Il en va de même de l’opposition à la hausse des budgets militaires. Cette opposition est bien sûr légitime. Mais elle doit être poussée jusqu’au bout, c’est-à-dire à expliquer que leur hausse n’est pas le fruit d’une mauvaise politique mais d’un capitalisme en crise que les travailleurs doivent renverser. Dans sa brochure Guerre à la guerre8, l’Union départementale du Val-de-Marne critique la politique des dirigeants de la CGT, fait le lien entre capitalisme et guerre, dénonce l’impérialisme américain et même français. Mais, tout en affirmant que la CGT doit renouer avec son passé révolutionnaire, elle date l’ « affaiblissement de l’attachement de la CGT à sa tradition antimilitariste et anti-impérialiste » de seulement une « vingtaine d’années », c’est-à-dire de la perte d’influence du PCF sur la CGT. Au mot « révolutionnaire », elle n’associe aucun contenu de classe, et encore moins le pouvoir des travailleurs. Plus dans la tradition stalinienne que dans celle de Monatte et de Rosmer, elle met en avant dans ses affiches une perspective nationale et réformiste : « Ni guerre, ni austérité, désengageons notre pays des guerres impérialistes », dit-elle, comme si c’était possible sans que les travailleurs renversent le capitalisme.

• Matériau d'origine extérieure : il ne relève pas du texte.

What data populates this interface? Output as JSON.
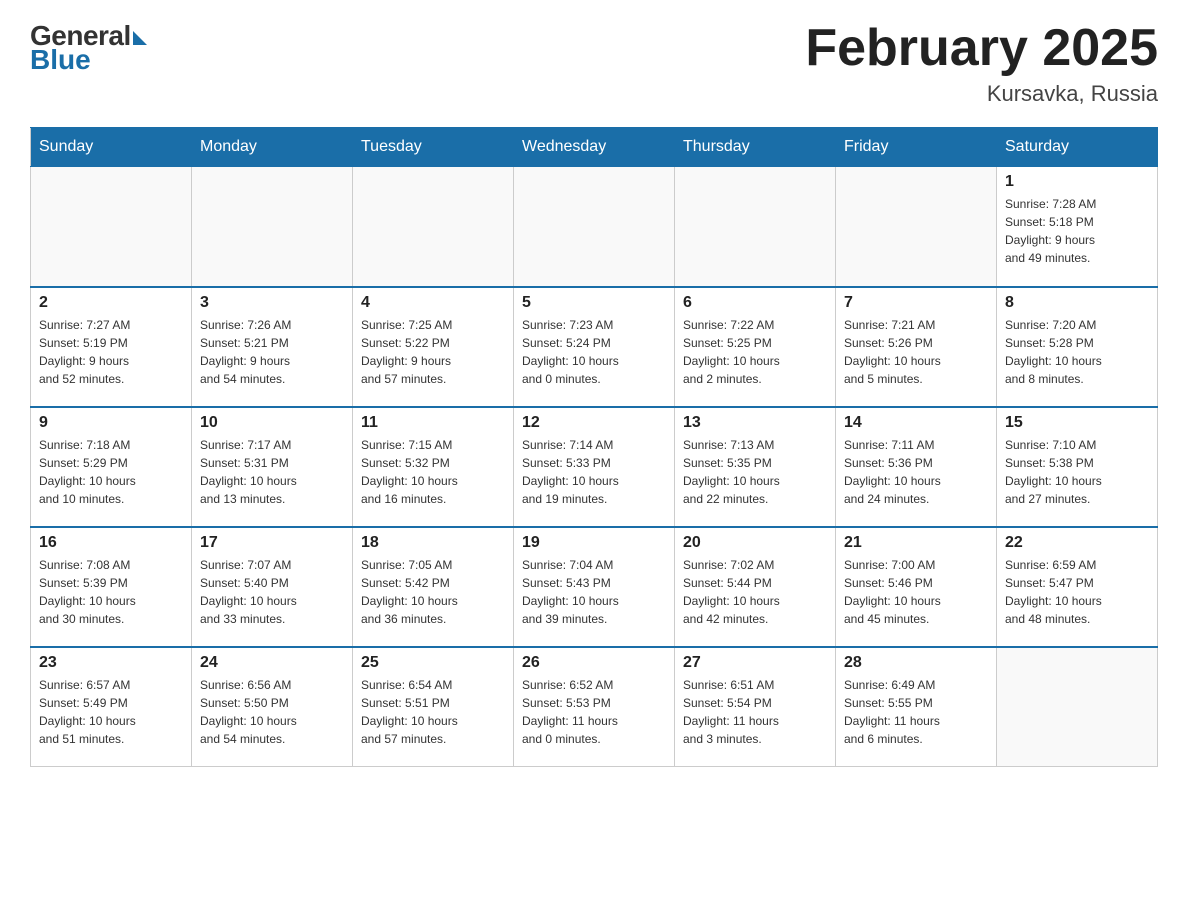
{
  "header": {
    "logo": {
      "general": "General",
      "blue": "Blue"
    },
    "title": "February 2025",
    "subtitle": "Kursavka, Russia"
  },
  "days_of_week": [
    "Sunday",
    "Monday",
    "Tuesday",
    "Wednesday",
    "Thursday",
    "Friday",
    "Saturday"
  ],
  "weeks": [
    [
      {
        "day": "",
        "info": ""
      },
      {
        "day": "",
        "info": ""
      },
      {
        "day": "",
        "info": ""
      },
      {
        "day": "",
        "info": ""
      },
      {
        "day": "",
        "info": ""
      },
      {
        "day": "",
        "info": ""
      },
      {
        "day": "1",
        "info": "Sunrise: 7:28 AM\nSunset: 5:18 PM\nDaylight: 9 hours\nand 49 minutes."
      }
    ],
    [
      {
        "day": "2",
        "info": "Sunrise: 7:27 AM\nSunset: 5:19 PM\nDaylight: 9 hours\nand 52 minutes."
      },
      {
        "day": "3",
        "info": "Sunrise: 7:26 AM\nSunset: 5:21 PM\nDaylight: 9 hours\nand 54 minutes."
      },
      {
        "day": "4",
        "info": "Sunrise: 7:25 AM\nSunset: 5:22 PM\nDaylight: 9 hours\nand 57 minutes."
      },
      {
        "day": "5",
        "info": "Sunrise: 7:23 AM\nSunset: 5:24 PM\nDaylight: 10 hours\nand 0 minutes."
      },
      {
        "day": "6",
        "info": "Sunrise: 7:22 AM\nSunset: 5:25 PM\nDaylight: 10 hours\nand 2 minutes."
      },
      {
        "day": "7",
        "info": "Sunrise: 7:21 AM\nSunset: 5:26 PM\nDaylight: 10 hours\nand 5 minutes."
      },
      {
        "day": "8",
        "info": "Sunrise: 7:20 AM\nSunset: 5:28 PM\nDaylight: 10 hours\nand 8 minutes."
      }
    ],
    [
      {
        "day": "9",
        "info": "Sunrise: 7:18 AM\nSunset: 5:29 PM\nDaylight: 10 hours\nand 10 minutes."
      },
      {
        "day": "10",
        "info": "Sunrise: 7:17 AM\nSunset: 5:31 PM\nDaylight: 10 hours\nand 13 minutes."
      },
      {
        "day": "11",
        "info": "Sunrise: 7:15 AM\nSunset: 5:32 PM\nDaylight: 10 hours\nand 16 minutes."
      },
      {
        "day": "12",
        "info": "Sunrise: 7:14 AM\nSunset: 5:33 PM\nDaylight: 10 hours\nand 19 minutes."
      },
      {
        "day": "13",
        "info": "Sunrise: 7:13 AM\nSunset: 5:35 PM\nDaylight: 10 hours\nand 22 minutes."
      },
      {
        "day": "14",
        "info": "Sunrise: 7:11 AM\nSunset: 5:36 PM\nDaylight: 10 hours\nand 24 minutes."
      },
      {
        "day": "15",
        "info": "Sunrise: 7:10 AM\nSunset: 5:38 PM\nDaylight: 10 hours\nand 27 minutes."
      }
    ],
    [
      {
        "day": "16",
        "info": "Sunrise: 7:08 AM\nSunset: 5:39 PM\nDaylight: 10 hours\nand 30 minutes."
      },
      {
        "day": "17",
        "info": "Sunrise: 7:07 AM\nSunset: 5:40 PM\nDaylight: 10 hours\nand 33 minutes."
      },
      {
        "day": "18",
        "info": "Sunrise: 7:05 AM\nSunset: 5:42 PM\nDaylight: 10 hours\nand 36 minutes."
      },
      {
        "day": "19",
        "info": "Sunrise: 7:04 AM\nSunset: 5:43 PM\nDaylight: 10 hours\nand 39 minutes."
      },
      {
        "day": "20",
        "info": "Sunrise: 7:02 AM\nSunset: 5:44 PM\nDaylight: 10 hours\nand 42 minutes."
      },
      {
        "day": "21",
        "info": "Sunrise: 7:00 AM\nSunset: 5:46 PM\nDaylight: 10 hours\nand 45 minutes."
      },
      {
        "day": "22",
        "info": "Sunrise: 6:59 AM\nSunset: 5:47 PM\nDaylight: 10 hours\nand 48 minutes."
      }
    ],
    [
      {
        "day": "23",
        "info": "Sunrise: 6:57 AM\nSunset: 5:49 PM\nDaylight: 10 hours\nand 51 minutes."
      },
      {
        "day": "24",
        "info": "Sunrise: 6:56 AM\nSunset: 5:50 PM\nDaylight: 10 hours\nand 54 minutes."
      },
      {
        "day": "25",
        "info": "Sunrise: 6:54 AM\nSunset: 5:51 PM\nDaylight: 10 hours\nand 57 minutes."
      },
      {
        "day": "26",
        "info": "Sunrise: 6:52 AM\nSunset: 5:53 PM\nDaylight: 11 hours\nand 0 minutes."
      },
      {
        "day": "27",
        "info": "Sunrise: 6:51 AM\nSunset: 5:54 PM\nDaylight: 11 hours\nand 3 minutes."
      },
      {
        "day": "28",
        "info": "Sunrise: 6:49 AM\nSunset: 5:55 PM\nDaylight: 11 hours\nand 6 minutes."
      },
      {
        "day": "",
        "info": ""
      }
    ]
  ]
}
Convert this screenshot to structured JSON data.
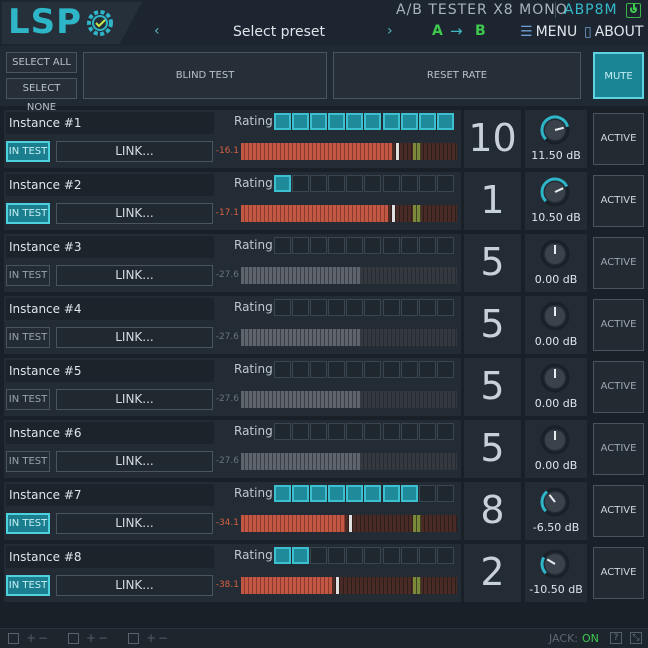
{
  "header": {
    "logo": "LSP",
    "title": "A/B TESTER X8 MONO",
    "plugin_id": "ABP8M",
    "preset_prev": "‹",
    "preset_label": "Select preset",
    "preset_next": "›",
    "ab_a": "A",
    "ab_arrow": "→",
    "ab_b": "B",
    "menu_label": "MENU",
    "about_label": "ABOUT"
  },
  "controls": {
    "select_all": "SELECT ALL",
    "select_none": "SELECT NONE",
    "blind_test": "BLIND TEST",
    "reset_rate": "RESET RATE",
    "mute": "MUTE"
  },
  "rating_label": "Rating",
  "link_label": "LINK...",
  "in_test_label": "IN TEST",
  "active_label": "ACTIVE",
  "instances": [
    {
      "name": "Instance #1",
      "rating": 10,
      "in_test": true,
      "level_db": "-16.1",
      "meter_fill": 0.7,
      "score": "10",
      "gain": "11.50 dB",
      "knob_value": 0.78
    },
    {
      "name": "Instance #2",
      "rating": 1,
      "in_test": true,
      "level_db": "-17.1",
      "meter_fill": 0.68,
      "score": "1",
      "gain": "10.50 dB",
      "knob_value": 0.74
    },
    {
      "name": "Instance #3",
      "rating": 0,
      "in_test": false,
      "level_db": "-27.6",
      "meter_fill": 0.55,
      "score": "5",
      "gain": "0.00 dB",
      "knob_value": 0.5
    },
    {
      "name": "Instance #4",
      "rating": 0,
      "in_test": false,
      "level_db": "-27.6",
      "meter_fill": 0.55,
      "score": "5",
      "gain": "0.00 dB",
      "knob_value": 0.5
    },
    {
      "name": "Instance #5",
      "rating": 0,
      "in_test": false,
      "level_db": "-27.6",
      "meter_fill": 0.55,
      "score": "5",
      "gain": "0.00 dB",
      "knob_value": 0.5
    },
    {
      "name": "Instance #6",
      "rating": 0,
      "in_test": false,
      "level_db": "-27.6",
      "meter_fill": 0.55,
      "score": "5",
      "gain": "0.00 dB",
      "knob_value": 0.5
    },
    {
      "name": "Instance #7",
      "rating": 8,
      "in_test": true,
      "level_db": "-34.1",
      "meter_fill": 0.48,
      "score": "8",
      "gain": "-6.50 dB",
      "knob_value": 0.36
    },
    {
      "name": "Instance #8",
      "rating": 2,
      "in_test": true,
      "level_db": "-38.1",
      "meter_fill": 0.42,
      "score": "2",
      "gain": "-10.50 dB",
      "knob_value": 0.28
    }
  ],
  "footer": {
    "plus": "+",
    "minus": "−",
    "jack_label": "JACK:",
    "jack_status": "ON",
    "help": "?",
    "resize": "⤡"
  },
  "colors": {
    "accent": "#2fb5c8",
    "active_green": "#3ec94e",
    "meter_red": "#c25843"
  }
}
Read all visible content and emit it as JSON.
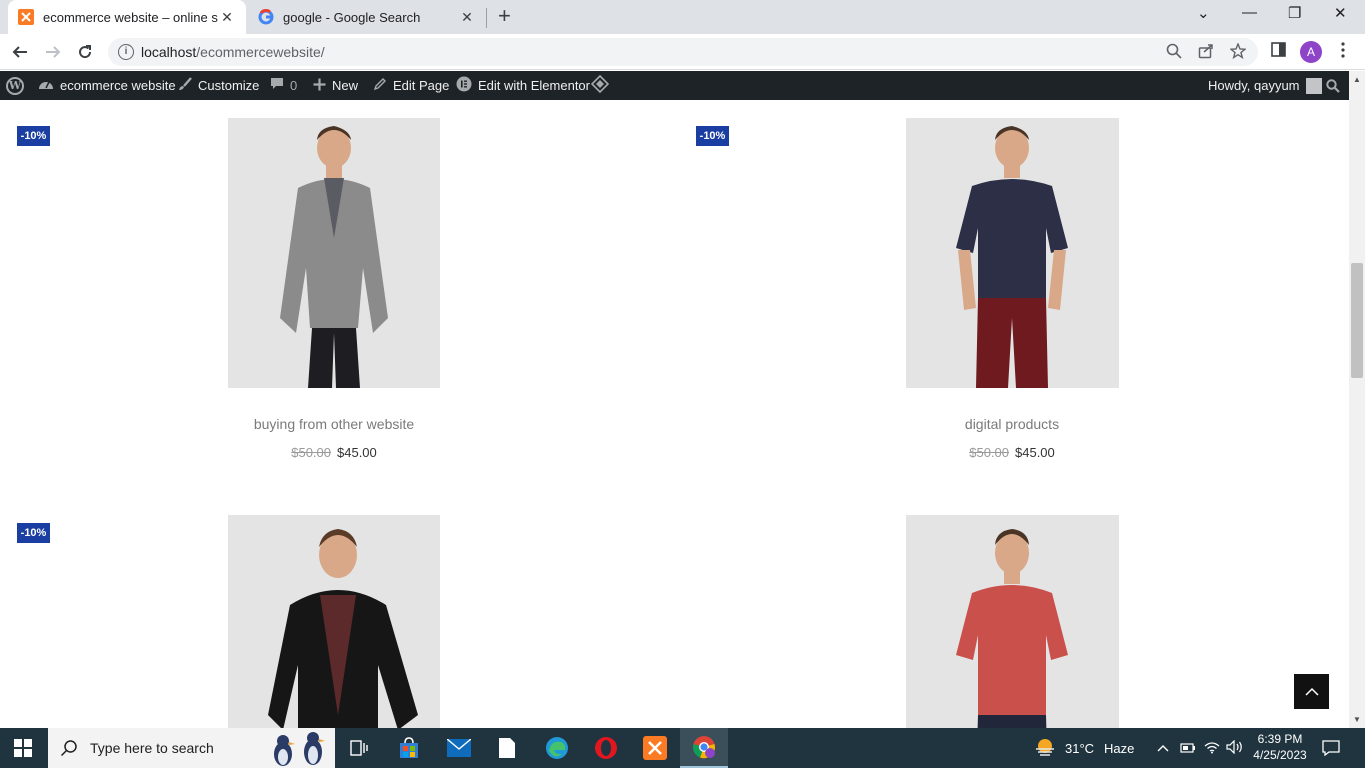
{
  "browser": {
    "tabs": [
      {
        "title": "ecommerce website – online store",
        "active": true
      },
      {
        "title": "google - Google Search",
        "active": false
      }
    ],
    "new_tab": "+",
    "close_glyph": "✕",
    "window_controls": {
      "chevron": "⌄",
      "minimize": "—",
      "restore": "❐",
      "close": "✕"
    },
    "url_host": "localhost",
    "url_path": "/ecommercewebsite/",
    "profile_initial": "A"
  },
  "admin_bar": {
    "site_name": "ecommerce website",
    "customize": "Customize",
    "comments_count": "0",
    "new": "New",
    "edit_page": "Edit Page",
    "edit_elementor": "Edit with Elementor",
    "howdy": "Howdy, qayyum"
  },
  "products": [
    {
      "badge": "-10%",
      "name": "buying from other website",
      "old_price": "$50.00",
      "price": "$45.00"
    },
    {
      "badge": "-10%",
      "name": "digital products",
      "old_price": "$50.00",
      "price": "$45.00"
    },
    {
      "badge": "-10%",
      "name": "",
      "old_price": "",
      "price": ""
    },
    {
      "badge": "",
      "name": "",
      "old_price": "",
      "price": ""
    }
  ],
  "taskbar": {
    "search_placeholder": "Type here to search",
    "weather_temp": "31°C",
    "weather_desc": "Haze",
    "time": "6:39 PM",
    "date": "4/25/2023"
  },
  "colors": {
    "sale_badge": "#1a3ea1",
    "admin_bar": "#1d2327",
    "taskbar": "#20343f"
  }
}
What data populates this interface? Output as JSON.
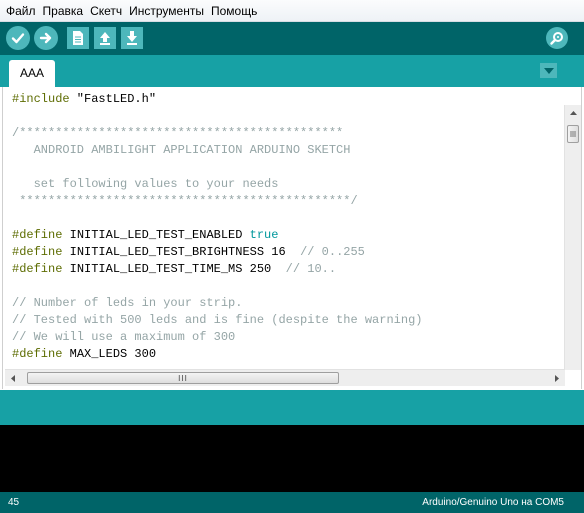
{
  "menu": {
    "items": [
      "Файл",
      "Правка",
      "Скетч",
      "Инструменты",
      "Помощь"
    ]
  },
  "toolbar": {
    "verify_icon": "checkmark-icon",
    "upload_icon": "arrow-right-icon",
    "new_icon": "new-file-icon",
    "open_icon": "open-arrow-up-icon",
    "save_icon": "save-arrow-down-icon",
    "serial_monitor_icon": "magnifier-icon"
  },
  "tabs": {
    "active_label": "AAA",
    "menu_icon": "triangle-down-icon"
  },
  "editor": {
    "lines": [
      [
        {
          "t": "#include",
          "c": "kw-pre"
        },
        {
          "t": " \"FastLED.h\"",
          "c": ""
        }
      ],
      [],
      [
        {
          "t": "/*********************************************",
          "c": "cm"
        }
      ],
      [
        {
          "t": "   ANDROID AMBILIGHT APPLICATION ARDUINO SKETCH",
          "c": "cm"
        }
      ],
      [],
      [
        {
          "t": "   set following values to your needs",
          "c": "cm"
        }
      ],
      [
        {
          "t": " **********************************************/",
          "c": "cm"
        }
      ],
      [],
      [
        {
          "t": "#define",
          "c": "kw-pre"
        },
        {
          "t": " INITIAL_LED_TEST_ENABLED ",
          "c": ""
        },
        {
          "t": "true",
          "c": "kw-lit"
        }
      ],
      [
        {
          "t": "#define",
          "c": "kw-pre"
        },
        {
          "t": " INITIAL_LED_TEST_BRIGHTNESS 16  ",
          "c": ""
        },
        {
          "t": "// 0..255",
          "c": "cm"
        }
      ],
      [
        {
          "t": "#define",
          "c": "kw-pre"
        },
        {
          "t": " INITIAL_LED_TEST_TIME_MS 250  ",
          "c": ""
        },
        {
          "t": "// 10..",
          "c": "cm"
        }
      ],
      [],
      [
        {
          "t": "// Number of leds in your strip.",
          "c": "cm"
        }
      ],
      [
        {
          "t": "// Tested with 500 leds and is fine (despite the warning)",
          "c": "cm"
        }
      ],
      [
        {
          "t": "// We will use a maximum of 300",
          "c": "cm"
        }
      ],
      [
        {
          "t": "#define",
          "c": "kw-pre"
        },
        {
          "t": " MAX_LEDS 300",
          "c": ""
        }
      ]
    ],
    "colors": {
      "preprocessor": "#5e6d03",
      "literal": "#00979c",
      "comment": "#95a5a6"
    },
    "hscroll_thumb_grip": "III"
  },
  "status": {
    "line_number": "45",
    "board_port": "Arduino/Genuino Uno на COM5"
  },
  "theme": {
    "dark_teal": "#006468",
    "mid_teal": "#17a1a5",
    "button_teal": "#4db7bb",
    "console_bg": "#000000"
  }
}
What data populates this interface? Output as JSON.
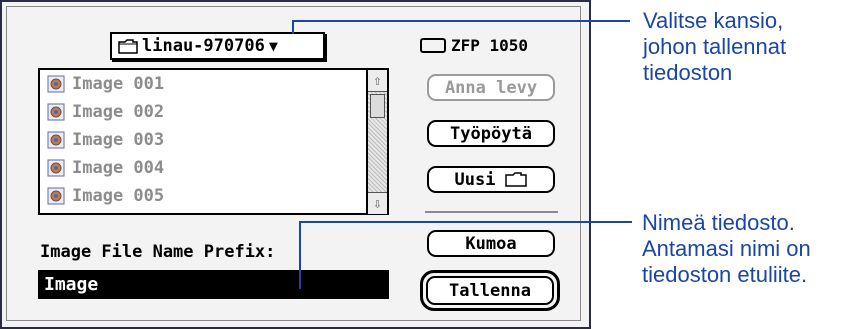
{
  "dialog": {
    "folder_popup": {
      "label": "linau-970706",
      "icon": "folder-icon"
    },
    "disk": {
      "label": "ZFP 1050",
      "icon": "disk-icon"
    },
    "files": [
      {
        "name": "Image 001",
        "icon": "image-file-icon"
      },
      {
        "name": "Image 002",
        "icon": "image-file-icon"
      },
      {
        "name": "Image 003",
        "icon": "image-file-icon"
      },
      {
        "name": "Image 004",
        "icon": "image-file-icon"
      },
      {
        "name": "Image 005",
        "icon": "image-file-icon"
      }
    ],
    "buttons": {
      "eject": "Anna levy",
      "desktop": "Työpöytä",
      "new_folder": "Uusi",
      "cancel": "Kumoa",
      "save": "Tallenna"
    },
    "prefix_label": "Image File Name Prefix:",
    "prefix_value": "Image"
  },
  "annotations": {
    "folder": [
      "Valitse kansio,",
      "johon tallennat",
      "tiedoston"
    ],
    "name": [
      "Nimeä tiedosto.",
      "Antamasi nimi on",
      "tiedoston etuliite."
    ]
  },
  "colors": {
    "annotation": "#1946a8",
    "dialog_bg": "#f3f3f3"
  }
}
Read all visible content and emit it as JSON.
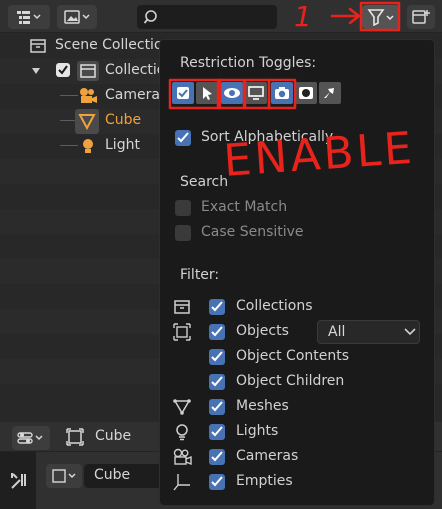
{
  "outliner": {
    "scene_collection": "Scene Collection",
    "collection": "Collection",
    "camera": "Camera",
    "cube": "Cube",
    "light": "Light"
  },
  "popover": {
    "restriction_toggles": "Restriction Toggles:",
    "sort_alphabetically": "Sort Alphabetically",
    "search_heading": "Search",
    "exact_match": "Exact Match",
    "case_sensitive": "Case Sensitive",
    "filter_heading": "Filter:",
    "collections": "Collections",
    "objects": "Objects",
    "objects_dropdown": "All",
    "object_contents": "Object Contents",
    "object_children": "Object Children",
    "meshes": "Meshes",
    "lights": "Lights",
    "cameras": "Cameras",
    "empties": "Empties"
  },
  "properties": {
    "object_name": "Cube",
    "object_field": "Cube"
  },
  "annotations": {
    "step": "1",
    "note": "ENABLE"
  },
  "colors": {
    "accent": "#4772b3",
    "annotation_red": "#e8231b",
    "active_object": "#f0a23c"
  }
}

L’expression d’une défiance envers l’impérialisme

Au nom de la « défense nationale » et de leur politique industrielle, et alors qu’on n’en est encore qu’au début de cette phase de réarmement, les dirigeants de la CGT ont d’ores et déjà rallié la politique militariste de l’État. Les travailleurs et les militants de la CGT qui sentent que la montée des budgets militaires prépare la guerre de demain, qui pensent que, pendant qu’ils s’épuiseront à produire des armes, leurs enfants, si ce n’est eux-mêmes, seront appelés à mourir sur les champs de bataille, ne trouveront pas d’appui du côté de la confédération ou des fédérations du syndicat pour s’opposer à la marche à la guerre. Au contraire, ils se heurteront à l’appareil du syndicat qui se met d’ores et déjà en ordre de marche pour une nouvelle politique industrielle, cette fois-ci militaire.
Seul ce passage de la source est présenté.